Quels retours pour les organisations qui l’ont mis en place ?
A quelques rares exceptions près, les premières organisations publiques ou privées à avoir déployé le télétravail ont démarré dans les années 2005-2010. Certaines ont donc un recul suffisant pour en tirer quelques enseignements.
Pour la plupart des organisations qui l’ont expérimenté, le télétravail tient plus de l’évolution progressive que de la révolution. Il a d’abord permis de contourner les vieux process de management pour permettre une meilleure autonomie des salariés sur leur poste. La plupart des encadrants notent ainsi que leurs salariés en télétravail ont une meilleure capacité à s’organiser et, au final, un meilleur respect des échéances.
Le télétravail permet aussi de rompre la monotonie « Métro / Boulot / Dodo » et les télétravailleurs y gagnent largement en motivation, ce qui se note généralement dans la quantité et parfois aussi dans la qualité du travail rendu. La flexibilité apportée par le télétravail est aussi largement soulignée. Flexibilité sur le temps bien sûr en permettant d’assouplir les horaires de travail. Flexibilité sur le lieu aussi en facilitant le travail depuis tout type de lieu, au risque parfois de faire exploser la limite entre vie professionnelle et vie personnelle.
Des enjeux plus sensibles …
Certaines organisations peuvent aussi être tentées d’utiliser le télétravail comme un moyen de faire accepter des projets plus « sensibles ». C’est ici d’abord l’enjeu de l’immobilier professionnel qui est visé. Le télétravail peut constituer un moyen de diminuer certains coûts, notamment sur les surfaces de parking ou de bureaux. De nombreuses entreprises introduisent le télétravail en même temps qu’elles décident d’une réorganisation des bureaux par exemple en déployant de vastes open space, ou en mettant en place des bureaux partagés pour deux ou trois personnes. D’autres s’interrogent sur la mise en œuvre du télétravail au moment d’un déménagement, souvent mal vécu par des salariés qui ont organisé leur vie familiale à proximité de leur lieu de travail. Le risque alors, est de brouiller l’image du télétravail, notamment auprès des organisations syndicales en le mettant en place comme un palliatif plutôt que comme un enjeu, en soi, pour l’organisation.
L’évaluation reste l’enjeu central
Pour pouvoir juger de l’impact du télétravail sur l’individu et sur l’organisation, il faut d’abord se donner les moyens de l’évaluer. Or, l’évaluation reste le « parent pauvre » des expérimentations. Si l’évaluation au niveau de l’entreprise constitue une pratique courante, plus rares sont les encadrants qui sont capables de tirer un bilan d’impact détaillé et surtout objectivé pour leur service. Les évaluations des encadrants restent le plus souvent dans le subjectif et le ressenti.

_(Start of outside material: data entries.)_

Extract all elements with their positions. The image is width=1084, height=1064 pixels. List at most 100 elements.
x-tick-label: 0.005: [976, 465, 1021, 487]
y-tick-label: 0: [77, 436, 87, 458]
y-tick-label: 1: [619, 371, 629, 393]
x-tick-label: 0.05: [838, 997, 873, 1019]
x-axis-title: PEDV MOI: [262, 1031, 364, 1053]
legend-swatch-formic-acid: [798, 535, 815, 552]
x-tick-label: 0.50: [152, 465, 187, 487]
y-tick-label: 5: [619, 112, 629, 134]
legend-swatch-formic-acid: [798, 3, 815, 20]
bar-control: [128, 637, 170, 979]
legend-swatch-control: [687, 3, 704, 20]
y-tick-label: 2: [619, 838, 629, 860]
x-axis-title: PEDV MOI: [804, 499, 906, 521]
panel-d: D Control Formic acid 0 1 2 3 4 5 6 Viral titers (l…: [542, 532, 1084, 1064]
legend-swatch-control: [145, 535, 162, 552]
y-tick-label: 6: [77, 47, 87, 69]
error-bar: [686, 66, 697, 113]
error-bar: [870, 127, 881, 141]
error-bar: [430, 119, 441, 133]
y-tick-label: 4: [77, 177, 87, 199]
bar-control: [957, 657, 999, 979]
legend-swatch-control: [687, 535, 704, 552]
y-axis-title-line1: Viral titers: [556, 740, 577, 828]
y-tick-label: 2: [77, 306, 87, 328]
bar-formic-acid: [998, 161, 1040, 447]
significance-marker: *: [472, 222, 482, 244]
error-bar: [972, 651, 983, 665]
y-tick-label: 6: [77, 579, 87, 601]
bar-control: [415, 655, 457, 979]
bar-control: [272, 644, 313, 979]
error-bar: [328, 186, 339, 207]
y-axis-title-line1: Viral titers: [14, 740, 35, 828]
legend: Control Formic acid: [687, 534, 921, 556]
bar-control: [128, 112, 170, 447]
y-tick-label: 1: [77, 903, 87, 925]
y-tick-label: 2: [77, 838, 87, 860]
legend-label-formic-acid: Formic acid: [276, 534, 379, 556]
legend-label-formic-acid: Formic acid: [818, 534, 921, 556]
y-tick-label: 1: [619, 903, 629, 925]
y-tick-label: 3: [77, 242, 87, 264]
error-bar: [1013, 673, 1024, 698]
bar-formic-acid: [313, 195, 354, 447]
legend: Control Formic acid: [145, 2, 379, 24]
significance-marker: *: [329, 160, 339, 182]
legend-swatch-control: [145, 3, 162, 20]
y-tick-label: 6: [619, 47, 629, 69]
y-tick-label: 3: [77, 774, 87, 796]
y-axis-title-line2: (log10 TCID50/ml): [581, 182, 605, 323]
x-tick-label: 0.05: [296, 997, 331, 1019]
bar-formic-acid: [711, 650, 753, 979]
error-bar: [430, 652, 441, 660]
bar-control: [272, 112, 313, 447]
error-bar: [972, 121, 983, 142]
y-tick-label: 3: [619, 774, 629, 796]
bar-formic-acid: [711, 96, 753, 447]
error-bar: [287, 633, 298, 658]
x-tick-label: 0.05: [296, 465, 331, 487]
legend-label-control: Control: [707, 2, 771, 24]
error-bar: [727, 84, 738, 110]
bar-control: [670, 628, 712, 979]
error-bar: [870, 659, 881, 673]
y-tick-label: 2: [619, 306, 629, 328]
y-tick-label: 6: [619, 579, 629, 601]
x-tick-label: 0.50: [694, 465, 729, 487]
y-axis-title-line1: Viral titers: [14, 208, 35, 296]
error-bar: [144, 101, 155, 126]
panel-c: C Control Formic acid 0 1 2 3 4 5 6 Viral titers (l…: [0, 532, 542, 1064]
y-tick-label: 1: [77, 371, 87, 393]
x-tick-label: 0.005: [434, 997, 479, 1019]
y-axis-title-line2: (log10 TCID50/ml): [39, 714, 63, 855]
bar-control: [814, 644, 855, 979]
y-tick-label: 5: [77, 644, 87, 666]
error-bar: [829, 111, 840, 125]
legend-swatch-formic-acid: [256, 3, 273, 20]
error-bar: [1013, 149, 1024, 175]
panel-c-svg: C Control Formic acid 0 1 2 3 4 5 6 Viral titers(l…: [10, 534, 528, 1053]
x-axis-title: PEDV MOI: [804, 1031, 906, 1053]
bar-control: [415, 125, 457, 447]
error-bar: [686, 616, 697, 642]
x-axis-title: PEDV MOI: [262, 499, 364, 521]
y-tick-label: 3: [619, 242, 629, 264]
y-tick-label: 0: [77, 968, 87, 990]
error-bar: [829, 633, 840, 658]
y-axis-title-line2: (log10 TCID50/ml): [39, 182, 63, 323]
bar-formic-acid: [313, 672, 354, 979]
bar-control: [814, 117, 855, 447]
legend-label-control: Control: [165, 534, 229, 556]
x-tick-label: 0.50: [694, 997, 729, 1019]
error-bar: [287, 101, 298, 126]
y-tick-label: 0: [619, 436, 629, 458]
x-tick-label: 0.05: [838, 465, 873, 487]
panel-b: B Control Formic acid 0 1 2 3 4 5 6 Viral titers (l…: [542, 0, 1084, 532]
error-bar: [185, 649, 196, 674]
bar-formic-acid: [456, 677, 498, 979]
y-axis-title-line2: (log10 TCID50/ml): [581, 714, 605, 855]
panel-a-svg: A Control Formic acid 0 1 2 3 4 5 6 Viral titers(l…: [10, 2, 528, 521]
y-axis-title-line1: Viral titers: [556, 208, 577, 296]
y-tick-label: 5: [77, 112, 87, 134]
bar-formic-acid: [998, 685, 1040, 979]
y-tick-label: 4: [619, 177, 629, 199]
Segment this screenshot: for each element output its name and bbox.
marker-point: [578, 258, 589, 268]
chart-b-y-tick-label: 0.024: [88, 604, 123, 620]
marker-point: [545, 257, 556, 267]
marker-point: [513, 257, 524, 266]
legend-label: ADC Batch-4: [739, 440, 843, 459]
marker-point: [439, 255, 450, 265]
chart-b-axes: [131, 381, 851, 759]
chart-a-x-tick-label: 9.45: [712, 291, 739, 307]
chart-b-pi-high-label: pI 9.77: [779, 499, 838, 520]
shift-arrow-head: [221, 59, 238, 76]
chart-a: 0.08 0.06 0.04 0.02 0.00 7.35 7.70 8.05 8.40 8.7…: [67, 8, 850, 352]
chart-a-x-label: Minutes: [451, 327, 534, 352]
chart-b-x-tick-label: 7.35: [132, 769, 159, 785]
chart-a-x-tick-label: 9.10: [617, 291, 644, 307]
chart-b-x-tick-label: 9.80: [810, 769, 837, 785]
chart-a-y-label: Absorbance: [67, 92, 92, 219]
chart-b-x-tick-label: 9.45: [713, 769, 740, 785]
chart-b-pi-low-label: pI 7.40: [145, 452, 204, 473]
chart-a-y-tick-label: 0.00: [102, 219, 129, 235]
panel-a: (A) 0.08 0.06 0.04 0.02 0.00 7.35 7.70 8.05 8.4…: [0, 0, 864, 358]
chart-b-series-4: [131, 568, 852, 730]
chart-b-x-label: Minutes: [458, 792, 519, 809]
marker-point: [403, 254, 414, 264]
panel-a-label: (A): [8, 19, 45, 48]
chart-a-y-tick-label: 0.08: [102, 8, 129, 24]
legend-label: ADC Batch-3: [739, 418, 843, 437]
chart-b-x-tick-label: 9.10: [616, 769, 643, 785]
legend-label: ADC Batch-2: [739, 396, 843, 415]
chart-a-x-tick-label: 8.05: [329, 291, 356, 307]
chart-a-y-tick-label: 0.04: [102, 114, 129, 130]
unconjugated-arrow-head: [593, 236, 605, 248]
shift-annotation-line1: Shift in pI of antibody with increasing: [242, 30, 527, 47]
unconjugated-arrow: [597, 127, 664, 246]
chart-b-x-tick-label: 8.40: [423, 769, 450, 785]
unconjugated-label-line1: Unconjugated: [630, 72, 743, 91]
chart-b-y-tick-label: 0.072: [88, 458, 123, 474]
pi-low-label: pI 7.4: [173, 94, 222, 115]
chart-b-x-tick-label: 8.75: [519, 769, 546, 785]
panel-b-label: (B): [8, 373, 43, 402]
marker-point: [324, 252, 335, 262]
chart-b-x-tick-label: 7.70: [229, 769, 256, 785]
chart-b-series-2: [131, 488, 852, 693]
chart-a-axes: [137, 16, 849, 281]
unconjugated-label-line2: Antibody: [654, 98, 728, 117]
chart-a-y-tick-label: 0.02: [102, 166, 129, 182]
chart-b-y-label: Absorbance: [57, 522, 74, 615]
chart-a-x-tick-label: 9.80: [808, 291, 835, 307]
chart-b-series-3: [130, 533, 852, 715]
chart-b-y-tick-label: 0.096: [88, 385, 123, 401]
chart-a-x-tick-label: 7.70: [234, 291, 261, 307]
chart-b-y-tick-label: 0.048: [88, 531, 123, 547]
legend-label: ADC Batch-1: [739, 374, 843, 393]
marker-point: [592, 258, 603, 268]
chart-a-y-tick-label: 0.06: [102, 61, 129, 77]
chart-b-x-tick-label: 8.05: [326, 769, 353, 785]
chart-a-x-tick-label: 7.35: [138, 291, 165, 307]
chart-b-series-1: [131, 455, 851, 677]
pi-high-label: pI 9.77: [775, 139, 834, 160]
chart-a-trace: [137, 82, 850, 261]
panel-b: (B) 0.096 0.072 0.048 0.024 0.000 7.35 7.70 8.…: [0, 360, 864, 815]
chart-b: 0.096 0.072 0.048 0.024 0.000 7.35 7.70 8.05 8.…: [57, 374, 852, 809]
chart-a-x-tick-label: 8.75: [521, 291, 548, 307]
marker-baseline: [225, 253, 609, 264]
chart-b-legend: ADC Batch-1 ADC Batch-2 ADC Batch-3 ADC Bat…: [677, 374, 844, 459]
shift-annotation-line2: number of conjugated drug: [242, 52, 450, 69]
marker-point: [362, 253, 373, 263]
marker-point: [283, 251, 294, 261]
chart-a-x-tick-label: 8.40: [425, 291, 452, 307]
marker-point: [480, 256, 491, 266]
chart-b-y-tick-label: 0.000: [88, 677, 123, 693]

Plus grave, si l’évaluation détaille les postes de coûts, elle met plus rarement en lumière une vraie approche coûts / bénéfices, prenant aussi bien en compte les investissements nécessaires à la mise en place du télétravail que les bénéfices directs ou indirects (notamment monétarisés) que l’entreprise pourra en attendre.
Certains entreprises françaises souhaitent mener une véritable analyse d’impact du télétravail sur des questions de productivité, d’absentéisme, de maladie professionnelle, … Seul ce type de bilan sera capable, au-delà du « gadget social » de justifier de véritables projets d’organisation autour du télétravail et d’assurer un ancrage profond de ce mode d’organisation dans les entreprises.